After the Harper Conservatives had negotiated and signed the Canada-China  Foreign Investment Promotion and Protecton Agreement, the Justin Trudeau Liberals were elected, in 2015, on the promise of a free-trade agreement with China,  Canada’s second largest trading partner and only leverage against total US economic domination.  [The Government of Canada web site on Canada-China free trade has been removed since I posted a link to it on 11 October 2024.  See Pubic Inquiry on Foreign Interference] * In 2016, Donald Trump was elected as US President.  Unbeknownst to President Trump, his National Security Advisor, John Bolton hatched a plot in 2018 to make Canada the patsy by having the RCMP arrest the CFO of Huawei  ensuring the breakdown of trade relations between Canada and China.  Far from garnering respect and appreciation from the Americans, our mindless acquiescence to US interests in detriment to our own has made us appear weak, inept and fearful.  The newly elected US President will not hesitate to exploit our ineptitude, weakness and fear.

The Merger: For and against  (Conrad Black against!?!?)

In my faulty memory Conrad Black, one-time Canadian owner of the world’s third-largest newspaper empire, was an advocate of Canada joining the USA.  I therefore read with great interest his critique and rebuttal of Diane Francis’s book, The Merger of the Century:  Why Canada and the USA Should Become One Country. In his editorial (18 Jan. 2014), Black claims, “I was for a time reviled [. . . ] by some of the traditional, leftist Canadian nationalists, [that would be me] though I was never an annexationist.” 


As Francis was promoting her book, arguing that the merger was already underway and nigh on inevitable,  Black countered that   

Canada is, by every measure, a better-governed country than the United States, and much of this is new in the last 30 years. Not even the multi-trillion-dollar pay-off Diane Francis envisions would be an adequate compensation to Canadians to take such a great leap backwards in good government.

Diane Francis in 2014

Diane Francis laid out the basic arguments of her book in a lecture at the University of Western Ontario in 2014.


Diane Francis in 2025

Interviewed last week, Francis’s perspective seemed to have shifted slightly, as she emphasized the last chapter of her book on what Canada had to do if there was no merger with the USA:  end tariff barriers between provinces, take over the defence of its own borders and coastline, expand its business and trade options.  However, in the recent interview, she did return to the notion of Canada and the USA becoming a single federation, following a European Union economic model.

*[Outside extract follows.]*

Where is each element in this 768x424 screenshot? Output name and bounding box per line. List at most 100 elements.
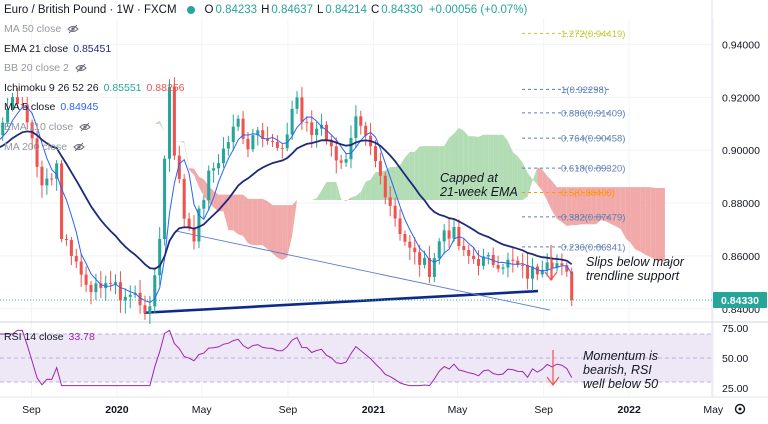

Can We now start talking about the US threat to Canadian sovereignty and independence, or should we maintain our focus on Chinese influence on Canadian elections?

One point that particularly struck me in this recent interview is her claim that she was blacklisted by the media as she attempted to promote her book in 2014.  Perhaps we would have benefited from having a more robust conversation ten years ago.  I tried to to make this point, from a very different perspective, in 2002, at a conference presentation at the University of Toronto: “ I am prepared to be unsentimental about the destiny of the Canadian nation, but I would consider it a tragedy if Canadians did not participate fully in the exchange and debate and decision-making process.

Will Trump force us to start acting like a sovereign nation?

Back to the question.  In theory, it is thought that an external threat is sometimes what a nation needs to appreciate the value of its sovereignty, to generate solidarity and unity.  For a moment I thought Donald Trump might be that beneficial threat.  Unfortunately, so far the response has been lip service and chaos.  And Danielle Smith has already responded like the Governor of Alberta, the 51st state, as predicted by Peter Zeihan: holding one-on-one meetings with President-elect Trump and refusing to join with Canadian Premiers and the Prime Minister in threatening to cut off energy supplies from Canada to the USA in the event of a trade war.  The survival of Canada may still not be “unlikely” but it is looking less and less likely these days. 

Addendum

* After a bit of searching I found another Government of Canada web page which makes reference to the Canada-China Free Trade Agreement which was in the exploratory stages in 2016.